I didn’t get an allowance, so if I wanted a new ball glove (which I did), some Zotz and Jolly Ranchers, I had to buy my own.

And I remember jumping at the offer of money to do some organizing for my grandpa. But the cleaning of dust and grime that had accumulated in an office that my grandfather had called “home” for more than 60 years turned out not to be a one-time gig. For every summer from the third grade through high school, I worked in his office. Looking back, what happened to me there has left an indelible mark.

Today, if you read your way through the myriad blogs on the topic, the verdict on bringing kids to work is that almost unanimously it’s considered a crime. Kids are distracting, high-maintenance, noisy, productivity-sucking entities that turn an office into a playground and cause resentment and angst among co-workers.

And most child psychologists come down on the issue in much the same way as Boulder’s Christine Willis-Martinez does: doing so is neither positive nor negative, in and of itself. It’s about how the time is spent.

“It depends on how a parent creates space in the workplace for the child,” she said. “If there aren’t stressful situations and there are activities for a child, that’s fine. The safety of the child is what’s important.” She said physical danger as well as threats from unsavory adults should be considered.
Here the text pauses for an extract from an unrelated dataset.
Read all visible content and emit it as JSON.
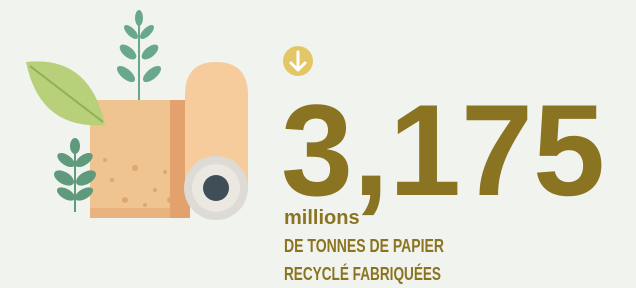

For a 9-year-old, my “work environment” wasn’t dangerous; it’s not like I was helping out at the family foundry. But it was a working law office and I was expected to behave like an adult. There was no playing with cars on the desks or coloring aimlessly on the yellow legal pads that were everywhere. No, I worked and I grew to love it.
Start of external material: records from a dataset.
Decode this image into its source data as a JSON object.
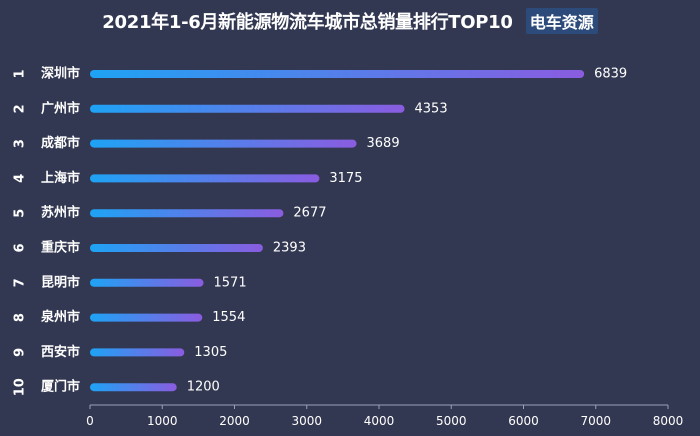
{
  "title": "2021年1-6月新能源物流车城市总销量排行TOP10",
  "brand_logo": "电车资源",
  "colors": {
    "background": "#333852",
    "bar_start": "#1ea3f5",
    "bar_end": "#8a5ce0",
    "text": "#ffffff",
    "axis": "#9aa0b8"
  },
  "chart_data": {
    "type": "bar",
    "orientation": "horizontal",
    "title": "2021年1-6月新能源物流车城市总销量排行TOP10",
    "ranks": [
      "1",
      "2",
      "3",
      "4",
      "5",
      "6",
      "7",
      "8",
      "9",
      "10"
    ],
    "categories": [
      "深圳市",
      "广州市",
      "成都市",
      "上海市",
      "苏州市",
      "重庆市",
      "昆明市",
      "泉州市",
      "西安市",
      "厦门市"
    ],
    "values": [
      6839,
      4353,
      3689,
      3175,
      2677,
      2393,
      1571,
      1554,
      1305,
      1200
    ],
    "xlim": [
      0,
      8000
    ],
    "xticks": [
      0,
      1000,
      2000,
      3000,
      4000,
      5000,
      6000,
      7000,
      8000
    ],
    "grid": false,
    "legend": "none"
  }
}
From cleaning and dusting, I graduated to replacing pocket parts in the law books and running errands to the stationery store, bank and print shop nearby.

The next summer, when I was 10, Dorothy Adrian, one of the secretaries, taught me how to type. She showed me where to keep my fingers and as I memorized what keys were under which fingers, those keys got covered with pieces of tape so as to keep me from looking.

By the end of the summer, all the keys were taped over and I was getting pretty good. So good that (much to the relief of the secretaries) I was given the stacks of yellow legal pads on which my grandfather would write out—with a forever blunt pencil—briefs for his cases in a half-printed, half-cursive shorthand-esque scrawl that was illegible, except to me.

The most fun, and when I felt most grown up, was getting to carry the big briefcases full of files to court. After getting introduced to the bailiff, Sergeant at Arms and the Judge, I sat in the front row behind my grandpa. Sometimes he would send me up the street to his office when he forgot something, but mostly, I listened and learned to be patient—skills that I used extensively covering various city councils and commissions as a reporter 20 years later.

After getting my driver’s license, I was sent to file documents in municipal, state and federal courts in Kansas City. I witnessed wills and other documents and even served people with subpoenas. Along the way, I learned how our legal system worked, what politics was about and how local government functions. But mostly, I learned about dealing with people of every stripe and stature.

At the time, I didn’t regret choosing an office over a ball diamond as my summer hangout. And today, I wouldn’t trade the experience for the world. It’s just too bad that today’s office has become so hostile toward kids. The opportunity for a child to learn, grow and get a little worldly wisdom—not to mention getting to spend time with mom or dad (or grandpa!)—is, sadly, a vanishing commodity.